PRIMERA | El extécnico de Osasuna llega con una de las peores rachas de derrotas de la historia

Martes, 1 de Mayo de 2018 - Actualizado a las 06:02h

Sevilla- El nuevo técnico del Sevilla, Joaquín Caparrós, exentrenador de Osasuna, centró ayer su segundo entrenamiento en recuperar mentalmente a sus jugadores a través de una sesión intensiva con diferentes ejercicios para fomentar el buen ambiente de la plantilla, que ya contó con la presencia del francés Steven N’Zonzi.

El Sevilla, tras el relevo en el banquillo por la destitución el sábado del italiano Vincenzo Montella, continuó con un entrenamiento en su Ciudad Deportiva, abierto sólo el primer cuarto de hora a la prensa, la preparación del partido de este viernes frente a la Real Sociedad (21.00 horas), en el que se juega recuperar los puestos de Liga Europa.

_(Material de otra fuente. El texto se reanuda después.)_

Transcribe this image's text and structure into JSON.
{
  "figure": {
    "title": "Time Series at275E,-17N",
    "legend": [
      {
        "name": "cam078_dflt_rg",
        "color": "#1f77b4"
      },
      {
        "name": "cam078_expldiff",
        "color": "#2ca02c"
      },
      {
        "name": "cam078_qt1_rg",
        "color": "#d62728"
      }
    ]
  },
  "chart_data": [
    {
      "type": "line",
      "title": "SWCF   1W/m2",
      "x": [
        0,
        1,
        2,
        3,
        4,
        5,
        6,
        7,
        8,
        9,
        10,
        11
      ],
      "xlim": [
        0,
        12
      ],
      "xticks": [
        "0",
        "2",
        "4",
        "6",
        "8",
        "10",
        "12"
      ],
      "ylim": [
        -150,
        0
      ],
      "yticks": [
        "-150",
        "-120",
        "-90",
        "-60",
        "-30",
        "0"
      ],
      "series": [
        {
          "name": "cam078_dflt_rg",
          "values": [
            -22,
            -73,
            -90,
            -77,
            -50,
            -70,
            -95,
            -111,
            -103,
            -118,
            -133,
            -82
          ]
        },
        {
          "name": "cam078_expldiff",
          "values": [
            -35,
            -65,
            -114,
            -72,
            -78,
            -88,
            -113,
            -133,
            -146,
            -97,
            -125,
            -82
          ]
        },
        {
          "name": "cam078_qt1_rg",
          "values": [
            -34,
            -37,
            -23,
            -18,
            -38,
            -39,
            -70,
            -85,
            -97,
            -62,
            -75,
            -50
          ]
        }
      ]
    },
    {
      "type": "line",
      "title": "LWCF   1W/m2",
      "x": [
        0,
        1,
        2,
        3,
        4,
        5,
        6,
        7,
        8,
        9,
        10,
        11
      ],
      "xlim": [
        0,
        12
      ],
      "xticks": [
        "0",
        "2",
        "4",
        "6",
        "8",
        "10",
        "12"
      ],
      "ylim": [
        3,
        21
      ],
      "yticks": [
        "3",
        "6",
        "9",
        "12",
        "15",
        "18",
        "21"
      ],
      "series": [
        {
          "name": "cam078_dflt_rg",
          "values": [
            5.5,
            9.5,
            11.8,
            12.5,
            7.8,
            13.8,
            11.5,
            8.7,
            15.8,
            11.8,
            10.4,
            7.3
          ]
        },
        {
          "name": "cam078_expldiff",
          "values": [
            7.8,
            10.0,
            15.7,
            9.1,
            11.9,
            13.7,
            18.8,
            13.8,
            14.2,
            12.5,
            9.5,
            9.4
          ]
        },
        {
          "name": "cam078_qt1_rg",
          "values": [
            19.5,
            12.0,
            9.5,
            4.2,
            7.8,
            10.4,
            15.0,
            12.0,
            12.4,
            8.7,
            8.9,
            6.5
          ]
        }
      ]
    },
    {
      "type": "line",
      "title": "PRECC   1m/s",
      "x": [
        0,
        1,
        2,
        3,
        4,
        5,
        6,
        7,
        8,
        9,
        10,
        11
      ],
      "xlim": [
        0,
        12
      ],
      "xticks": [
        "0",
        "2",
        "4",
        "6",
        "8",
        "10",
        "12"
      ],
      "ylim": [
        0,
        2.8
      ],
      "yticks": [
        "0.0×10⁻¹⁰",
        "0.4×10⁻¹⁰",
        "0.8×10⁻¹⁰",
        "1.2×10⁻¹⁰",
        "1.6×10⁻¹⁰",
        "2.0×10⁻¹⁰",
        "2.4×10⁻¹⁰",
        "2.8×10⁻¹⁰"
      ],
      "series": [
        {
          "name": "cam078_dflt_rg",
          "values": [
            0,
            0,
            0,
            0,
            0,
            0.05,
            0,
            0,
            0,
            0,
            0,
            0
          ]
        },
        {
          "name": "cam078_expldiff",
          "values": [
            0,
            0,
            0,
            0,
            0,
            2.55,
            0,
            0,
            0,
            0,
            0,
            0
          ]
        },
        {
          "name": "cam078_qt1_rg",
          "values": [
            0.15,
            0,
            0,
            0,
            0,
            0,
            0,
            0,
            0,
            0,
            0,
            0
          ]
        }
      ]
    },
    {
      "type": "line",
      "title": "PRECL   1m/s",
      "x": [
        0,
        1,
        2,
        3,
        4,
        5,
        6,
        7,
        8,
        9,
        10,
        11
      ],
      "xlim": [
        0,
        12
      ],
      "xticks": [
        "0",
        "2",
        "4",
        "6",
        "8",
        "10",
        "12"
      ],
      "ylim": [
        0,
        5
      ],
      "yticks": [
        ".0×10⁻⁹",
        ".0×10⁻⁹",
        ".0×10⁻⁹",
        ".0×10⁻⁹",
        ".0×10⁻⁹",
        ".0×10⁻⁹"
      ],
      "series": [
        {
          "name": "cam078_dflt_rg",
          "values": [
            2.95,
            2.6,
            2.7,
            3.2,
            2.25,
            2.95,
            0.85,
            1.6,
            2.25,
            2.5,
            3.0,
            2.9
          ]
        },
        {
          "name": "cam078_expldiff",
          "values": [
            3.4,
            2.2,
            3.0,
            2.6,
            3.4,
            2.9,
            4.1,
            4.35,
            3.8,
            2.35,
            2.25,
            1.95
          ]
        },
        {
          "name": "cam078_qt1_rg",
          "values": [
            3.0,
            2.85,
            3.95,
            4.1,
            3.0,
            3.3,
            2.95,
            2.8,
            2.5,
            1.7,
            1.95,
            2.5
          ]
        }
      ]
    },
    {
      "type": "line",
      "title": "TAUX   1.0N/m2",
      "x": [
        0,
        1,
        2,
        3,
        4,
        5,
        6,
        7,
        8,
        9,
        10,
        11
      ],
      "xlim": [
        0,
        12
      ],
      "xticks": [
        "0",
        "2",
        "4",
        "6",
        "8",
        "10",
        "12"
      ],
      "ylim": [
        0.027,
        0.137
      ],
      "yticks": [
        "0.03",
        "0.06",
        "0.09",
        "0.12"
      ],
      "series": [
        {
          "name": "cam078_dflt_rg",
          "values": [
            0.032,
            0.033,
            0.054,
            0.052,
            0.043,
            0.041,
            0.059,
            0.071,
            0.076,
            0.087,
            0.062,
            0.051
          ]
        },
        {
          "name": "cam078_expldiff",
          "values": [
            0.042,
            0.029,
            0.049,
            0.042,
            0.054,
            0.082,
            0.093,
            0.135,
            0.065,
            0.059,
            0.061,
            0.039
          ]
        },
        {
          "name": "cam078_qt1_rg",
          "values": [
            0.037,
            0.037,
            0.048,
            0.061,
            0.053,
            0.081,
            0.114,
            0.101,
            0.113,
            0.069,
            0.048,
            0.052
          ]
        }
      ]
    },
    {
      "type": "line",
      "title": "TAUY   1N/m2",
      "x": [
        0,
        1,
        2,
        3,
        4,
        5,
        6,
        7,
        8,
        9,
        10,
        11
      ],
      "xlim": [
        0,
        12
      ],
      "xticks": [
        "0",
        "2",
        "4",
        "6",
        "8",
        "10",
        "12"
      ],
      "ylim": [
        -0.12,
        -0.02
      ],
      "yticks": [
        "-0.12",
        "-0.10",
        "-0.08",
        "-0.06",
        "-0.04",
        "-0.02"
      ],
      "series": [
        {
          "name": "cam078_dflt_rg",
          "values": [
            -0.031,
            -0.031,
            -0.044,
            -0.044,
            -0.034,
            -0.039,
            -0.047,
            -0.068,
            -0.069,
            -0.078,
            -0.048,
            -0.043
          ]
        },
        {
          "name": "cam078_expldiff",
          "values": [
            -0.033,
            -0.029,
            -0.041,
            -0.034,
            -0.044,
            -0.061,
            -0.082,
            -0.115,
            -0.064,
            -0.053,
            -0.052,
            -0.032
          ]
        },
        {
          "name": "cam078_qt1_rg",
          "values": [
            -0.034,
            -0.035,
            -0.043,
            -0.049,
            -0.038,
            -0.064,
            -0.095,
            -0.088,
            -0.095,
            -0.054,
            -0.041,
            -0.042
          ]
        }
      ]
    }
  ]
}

En esta sesión, volvió a participar el mediocentro Nzonzi, que no se ejercitó el domingo al tener permiso del club para desplazarse a Londres por motivos personales, según informó el Sevilla.

Además, los atacantes del Sevilla Atlético Alejandro Pozo y José Antonio Lara fueron requeridos por Joaquín Caparrós, técnico del primer equipo, para preparar el partido del próximo viernes ante la Real Sociedad en el Ramón Sánchez Pizjuán.

Caparrós, informó el Sevilla en su web, “es sinónimo de cantera “y, “prueba de ello”, es su decisión de contar con estos dos jugadores tras haber asistido, casualmente justo minutos después anunciarse su vuelta al banquillo sevillista, al partido entre Sevilla Atlético y Alcorcón en el que se certificó el descenso del filial a Segunda B.

Con el regreso del preparador de Utrera al banquillo sevillista, el club pretende que el equipo cambie su mala dinámica de resultados, recupere las buenas sensaciones y sirva como revulsivo en este tramo final de Liga, ya que no gana desde el 13 de marzo y necesita victorias para acabar la temporada en puestos europeos, pese a la terrible racha de derrotas que encadena desde antes de salir del Granada y que aumentó con su nefasto paso por Pamplona. - Efe/D.N.